Saturday, 27 February 2010
The Quarry, Sunday 21st February
Image above: The Children’s House, built by the Findhorn Foundation’s Youth Project, Erraid Quarry
I pace in the quarry, the camera rests on a tripod and I watch the clouds. I have come to wait on the landscape for a gift, a small rectangle of light. The sun has already made it into the island’s afternoon, its rays trimming the patches of snow back into the shadows of the rock faces. Below, the spoil heap artificially extends the quarry workings out into a plateau that crests over the island’s small pine plantation, the bay and the sound. A few years back the community laid out a spiral of rocks amongst the thin turf on the seaward edge of the heap. Even in a relatively short time it has become imbued with a feeling that its creation was in a more distant past, the Celtic symbolism fits with the wider landscape.
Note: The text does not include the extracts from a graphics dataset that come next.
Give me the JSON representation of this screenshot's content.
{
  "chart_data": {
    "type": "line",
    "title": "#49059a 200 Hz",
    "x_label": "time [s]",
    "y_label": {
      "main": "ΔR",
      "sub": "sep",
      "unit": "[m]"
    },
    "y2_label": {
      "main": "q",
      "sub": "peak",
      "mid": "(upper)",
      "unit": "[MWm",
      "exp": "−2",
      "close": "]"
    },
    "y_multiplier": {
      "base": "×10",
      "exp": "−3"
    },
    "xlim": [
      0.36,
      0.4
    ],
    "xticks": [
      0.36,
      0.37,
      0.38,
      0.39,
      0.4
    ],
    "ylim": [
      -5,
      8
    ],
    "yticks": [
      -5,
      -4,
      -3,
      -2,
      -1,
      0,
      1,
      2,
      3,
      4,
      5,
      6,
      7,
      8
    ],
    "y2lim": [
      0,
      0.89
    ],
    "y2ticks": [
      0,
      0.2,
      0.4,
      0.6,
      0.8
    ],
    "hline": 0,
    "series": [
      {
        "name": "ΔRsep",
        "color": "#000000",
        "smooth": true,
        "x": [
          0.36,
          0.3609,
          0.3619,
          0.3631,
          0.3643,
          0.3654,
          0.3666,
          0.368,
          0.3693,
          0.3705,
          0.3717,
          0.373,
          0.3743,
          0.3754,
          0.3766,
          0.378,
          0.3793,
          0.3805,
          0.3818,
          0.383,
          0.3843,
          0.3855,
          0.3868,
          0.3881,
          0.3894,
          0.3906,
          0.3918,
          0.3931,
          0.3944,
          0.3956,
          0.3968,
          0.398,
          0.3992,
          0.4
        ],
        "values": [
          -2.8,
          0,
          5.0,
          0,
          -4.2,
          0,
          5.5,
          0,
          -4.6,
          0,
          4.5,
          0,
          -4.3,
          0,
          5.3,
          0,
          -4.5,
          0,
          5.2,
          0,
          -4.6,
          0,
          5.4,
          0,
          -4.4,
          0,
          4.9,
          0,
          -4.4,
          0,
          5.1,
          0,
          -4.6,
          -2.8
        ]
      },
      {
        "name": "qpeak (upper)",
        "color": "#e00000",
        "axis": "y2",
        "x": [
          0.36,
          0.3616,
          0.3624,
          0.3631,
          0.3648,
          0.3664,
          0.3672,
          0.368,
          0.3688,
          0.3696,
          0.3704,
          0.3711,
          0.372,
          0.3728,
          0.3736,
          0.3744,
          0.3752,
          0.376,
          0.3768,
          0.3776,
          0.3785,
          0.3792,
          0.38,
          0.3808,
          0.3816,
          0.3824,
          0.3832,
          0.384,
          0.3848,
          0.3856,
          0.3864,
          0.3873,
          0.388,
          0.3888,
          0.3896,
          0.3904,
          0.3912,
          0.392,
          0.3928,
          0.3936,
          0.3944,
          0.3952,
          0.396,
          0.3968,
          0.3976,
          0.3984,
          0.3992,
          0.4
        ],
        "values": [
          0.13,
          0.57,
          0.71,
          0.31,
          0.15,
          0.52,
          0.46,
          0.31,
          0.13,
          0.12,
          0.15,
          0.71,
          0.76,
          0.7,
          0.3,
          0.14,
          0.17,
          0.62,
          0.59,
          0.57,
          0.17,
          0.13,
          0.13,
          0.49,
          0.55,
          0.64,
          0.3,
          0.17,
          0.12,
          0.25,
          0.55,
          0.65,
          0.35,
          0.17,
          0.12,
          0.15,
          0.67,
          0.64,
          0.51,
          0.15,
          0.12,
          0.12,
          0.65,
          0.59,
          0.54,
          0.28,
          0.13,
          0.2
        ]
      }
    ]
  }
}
Over the sound, Columba’s abbey is side lit rendering its grey walls with deep shadows like folds in the sombre cassock of a monk. Behind the bell tower the rocks look down on the abbey’s thirteen hundred year history with little reverence, their presence stretches back into such inordinate vastness that even to say two and a half thousand million years doesn’t begin to describe its magnitude. I wait and wonder what my part in all this is.
I’m telling stories, I suppose it is something I have done my whole life. And then there are things to be done that don’t require a story, things that need elbow grease or the swing of a pick. Sometimes I confuse the two and think that stories stack roof slates and dig ditches, but they don’t. So what use, these stories?
Maybe I am just sending postcards to some future self, when I look back over my old writing I find time has erased my memory of the creative process leaving me to read the words anew, as if they were penned by the hand of a stranger. This is not unique to writing, sometimes I pull the kitchen draws out and inspect their dovetail joints in an attempt to keep the memory of making them alive but it has already been lost, so I wonder at another’s skill.
The island is littered with the handiwork of others, some good and some not so, but it matters little I live with it all. When Robert Louis Stevenson came here as a lighthouse engineer in training, he wrote of Sabbaths when the stone masons tools fell silent. They have been silent along time and yet Stevenson’s words almost carry as much weight of proof as the blocks that litter the quarry’s spoil heap, or the Dubh Artach lighthouse that guards the southern horizon.